The atom/examples/simple_inference.py script provides a quick way to validate model loading and generation.

3.1 Usage

python -m atom.examples.simple_inference \
    --model meta-llama/Meta-Llama-3-8B \
    --kv_cache_dtype fp8 \
    --temperature 0.6

3.2 What It Does

  1. Parses all EngineArgs plus --temperature (default 0.6).

  2. Creates an LLMEngine via EngineArgs.from_cli_args(args).create_engine().

  3. Applies the model’s chat template to four built-in prompts (English and Chinese) with enable_thinking=True.

  4. Runs a warmup generation, then generates completions for the batch.

  5. Calls llm.print_mtp_statistics() to report speculative decoding stats (if MTP is enabled).


4. Benchmarking

ATOM ships a comprehensive online serving benchmark in atom/benchmarks/benchmark_serving.py (adapted from vLLM’s benchmarking tooling).

4.1 Metrics

The BenchmarkMetrics dataclass tracks:

Metric

Abbreviation

Description

Time to First Token

TTFT

Latency from request submission to the first generated token

Time per Output Token

TPOT

Average latency per output token (excluding the first)

Inter-Token Latency

ITL

Latency between successive output tokens

End-to-End Latency

E2EL

Total latency from request send to full response receipt

Request Throughput

Completed requests per second

Output Token Throughput

Generated tokens per second

Total Token Throughput

(input + output) tokens per second

Request Goodput

Requests per second meeting SLO targets

For each latency metric, mean, median, standard deviation, and configurable percentiles (default: P99) are reported.

4.2 Key CLI Arguments

Argument

Default

Description

--backend

vllm

Backend type.
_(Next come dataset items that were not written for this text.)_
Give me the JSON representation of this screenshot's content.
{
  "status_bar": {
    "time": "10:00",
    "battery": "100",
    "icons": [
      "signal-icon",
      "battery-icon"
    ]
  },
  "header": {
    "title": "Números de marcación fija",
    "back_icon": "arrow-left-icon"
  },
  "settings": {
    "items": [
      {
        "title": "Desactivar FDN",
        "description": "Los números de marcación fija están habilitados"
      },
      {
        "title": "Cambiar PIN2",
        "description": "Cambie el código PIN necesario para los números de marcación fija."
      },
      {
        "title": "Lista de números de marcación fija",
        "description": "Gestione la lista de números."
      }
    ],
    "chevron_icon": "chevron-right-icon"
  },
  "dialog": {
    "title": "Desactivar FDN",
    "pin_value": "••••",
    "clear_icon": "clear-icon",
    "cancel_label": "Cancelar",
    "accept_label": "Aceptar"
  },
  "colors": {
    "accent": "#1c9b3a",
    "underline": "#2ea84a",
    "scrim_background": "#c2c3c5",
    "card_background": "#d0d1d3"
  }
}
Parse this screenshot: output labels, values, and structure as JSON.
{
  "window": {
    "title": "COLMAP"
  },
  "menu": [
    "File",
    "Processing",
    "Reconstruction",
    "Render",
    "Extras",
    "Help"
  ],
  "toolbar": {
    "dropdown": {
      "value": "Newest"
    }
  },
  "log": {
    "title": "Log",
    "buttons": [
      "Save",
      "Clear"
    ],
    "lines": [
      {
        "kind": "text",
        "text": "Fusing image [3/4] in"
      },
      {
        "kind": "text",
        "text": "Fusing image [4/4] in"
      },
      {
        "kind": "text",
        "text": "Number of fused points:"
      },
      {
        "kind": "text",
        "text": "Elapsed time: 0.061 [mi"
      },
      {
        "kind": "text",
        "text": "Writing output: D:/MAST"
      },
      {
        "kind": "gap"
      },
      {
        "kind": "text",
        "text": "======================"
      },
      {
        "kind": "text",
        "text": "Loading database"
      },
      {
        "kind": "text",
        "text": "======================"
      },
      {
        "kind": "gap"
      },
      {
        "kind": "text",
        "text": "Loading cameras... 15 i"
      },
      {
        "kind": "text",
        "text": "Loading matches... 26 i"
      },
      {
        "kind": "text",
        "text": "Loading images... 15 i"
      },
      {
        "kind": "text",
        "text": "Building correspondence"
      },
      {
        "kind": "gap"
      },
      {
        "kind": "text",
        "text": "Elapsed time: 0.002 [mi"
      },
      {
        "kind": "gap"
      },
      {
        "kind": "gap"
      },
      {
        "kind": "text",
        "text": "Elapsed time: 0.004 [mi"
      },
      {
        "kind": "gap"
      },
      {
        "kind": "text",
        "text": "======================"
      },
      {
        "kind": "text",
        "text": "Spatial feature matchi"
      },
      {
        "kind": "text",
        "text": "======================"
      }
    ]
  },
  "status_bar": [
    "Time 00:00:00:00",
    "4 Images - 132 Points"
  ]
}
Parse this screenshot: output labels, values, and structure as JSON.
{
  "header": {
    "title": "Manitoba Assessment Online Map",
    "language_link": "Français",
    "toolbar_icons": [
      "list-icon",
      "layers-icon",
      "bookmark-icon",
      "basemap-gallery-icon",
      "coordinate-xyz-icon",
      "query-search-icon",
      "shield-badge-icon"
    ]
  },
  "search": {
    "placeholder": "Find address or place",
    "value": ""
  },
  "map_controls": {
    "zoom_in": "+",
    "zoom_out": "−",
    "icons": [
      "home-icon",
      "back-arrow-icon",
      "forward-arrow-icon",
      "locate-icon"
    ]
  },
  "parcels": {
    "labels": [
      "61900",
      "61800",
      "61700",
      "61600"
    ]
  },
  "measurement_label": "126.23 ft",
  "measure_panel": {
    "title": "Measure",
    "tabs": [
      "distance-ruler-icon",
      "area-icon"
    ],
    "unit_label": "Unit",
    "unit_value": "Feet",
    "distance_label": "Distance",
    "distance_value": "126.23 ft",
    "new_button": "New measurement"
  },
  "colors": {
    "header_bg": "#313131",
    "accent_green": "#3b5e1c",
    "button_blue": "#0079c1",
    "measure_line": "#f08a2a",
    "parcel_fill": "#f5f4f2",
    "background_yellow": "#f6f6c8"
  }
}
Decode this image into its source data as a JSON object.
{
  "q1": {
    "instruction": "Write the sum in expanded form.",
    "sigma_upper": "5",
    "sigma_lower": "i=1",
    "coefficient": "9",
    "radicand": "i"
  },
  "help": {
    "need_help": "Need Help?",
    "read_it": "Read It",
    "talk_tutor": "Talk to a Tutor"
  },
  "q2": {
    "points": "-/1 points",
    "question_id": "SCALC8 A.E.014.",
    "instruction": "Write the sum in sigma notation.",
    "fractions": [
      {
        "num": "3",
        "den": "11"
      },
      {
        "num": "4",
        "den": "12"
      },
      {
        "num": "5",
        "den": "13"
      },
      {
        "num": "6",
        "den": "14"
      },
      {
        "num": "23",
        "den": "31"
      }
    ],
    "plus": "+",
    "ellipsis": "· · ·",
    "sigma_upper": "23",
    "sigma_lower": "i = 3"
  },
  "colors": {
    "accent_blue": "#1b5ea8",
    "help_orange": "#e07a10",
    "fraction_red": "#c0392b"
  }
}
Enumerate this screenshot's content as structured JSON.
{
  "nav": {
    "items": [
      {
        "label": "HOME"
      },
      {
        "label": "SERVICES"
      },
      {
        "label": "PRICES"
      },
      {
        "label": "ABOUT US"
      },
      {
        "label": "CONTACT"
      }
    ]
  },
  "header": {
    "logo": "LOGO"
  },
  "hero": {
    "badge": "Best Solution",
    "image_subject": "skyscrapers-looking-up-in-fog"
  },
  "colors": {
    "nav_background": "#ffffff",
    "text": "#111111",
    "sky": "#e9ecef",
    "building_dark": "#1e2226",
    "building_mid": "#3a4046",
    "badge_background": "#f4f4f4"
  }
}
Choices: tgi, vllm, lmdeploy, deepspeed-mii, openai, openai-chat, tensorrt-llm, scalellm, sglang

--model

(required)

Model name or path

--base-url

None

Server base URL (e.g. http://localhost:8000)

--host

127.0.0.1

Server host (used when --base-url is not set)

--port

8000

Server port (used when --base-url is not set)

--endpoint

/v1/completions

API endpoint path

--dataset-name

sharegpt

Dataset type: sharegpt, burstgpt, sonnet, random, hf

--dataset-path

None

Path to dataset file or HuggingFace dataset ID

--num-prompts

1000

Number of prompts to benchmark

--request-rate

inf

Requests per second (inf = send all at once)

--burstiness

1.0

Burstiness factor (1.0 = Poisson process)

--max-concurrency

None

Maximum concurrent requests

--ignore-eos

False

Ignore EOS token in generation

--save-result

False

Save results to JSON

--result-dir

None

Directory for result JSON files

--result-filename

None

Custom filename for results

--percentile-metrics

ttft,tpot,itl

Comma-separated metrics to report percentiles for

--metric-percentiles

99

Comma-separated percentile values (e.g. 25,50,75,99)

--goodput

None

SLO targets as KEY:VALUE pairs (e.g. ttft:100 tpot:50)

--profile

False

Enable torch profiler during the benchmark run

--tokenizer

None

Custom tokenizer name or path

--seed

0

Random seed

Random dataset options:

Argument

Default

Description

--random-input-len

1024

Input token length

--random-output-len

128

Output token length

--random-range-ratio

1.0

Length variation ratio

--random-prefix-len

0

Fixed prefix token length

--use-chat-template

False

Apply chat template to random prompts

4.3 Backend Request Functions

Defined in atom/benchmarks/backend_request_func.py:

Backend Key

Function

Protocol

vllm

async_request_openai_completions

OpenAI Completions API (streaming)

openai

async_request_openai_completions

OpenAI Completions API (streaming)

openai-chat

async_request_openai_chat_completions

OpenAI Chat Completions API (streaming)

tgi

async_request_tgi

TGI generate_stream

tensorrt-llm

async_request_trt_llm

TRT-LLM generate_stream

deepspeed-mii

async_request_deepspeed_mii

DeepSpeed-MII

lmdeploy

async_request_openai_completions

OpenAI Completions API

scalellm

async_request_openai_completions

OpenAI Completions API

sglang

async_request_openai_completions

OpenAI Completions API

Each function uses RequestFuncInput and returns a RequestFuncOutput with timing data (ttft, itl, latency, tpot).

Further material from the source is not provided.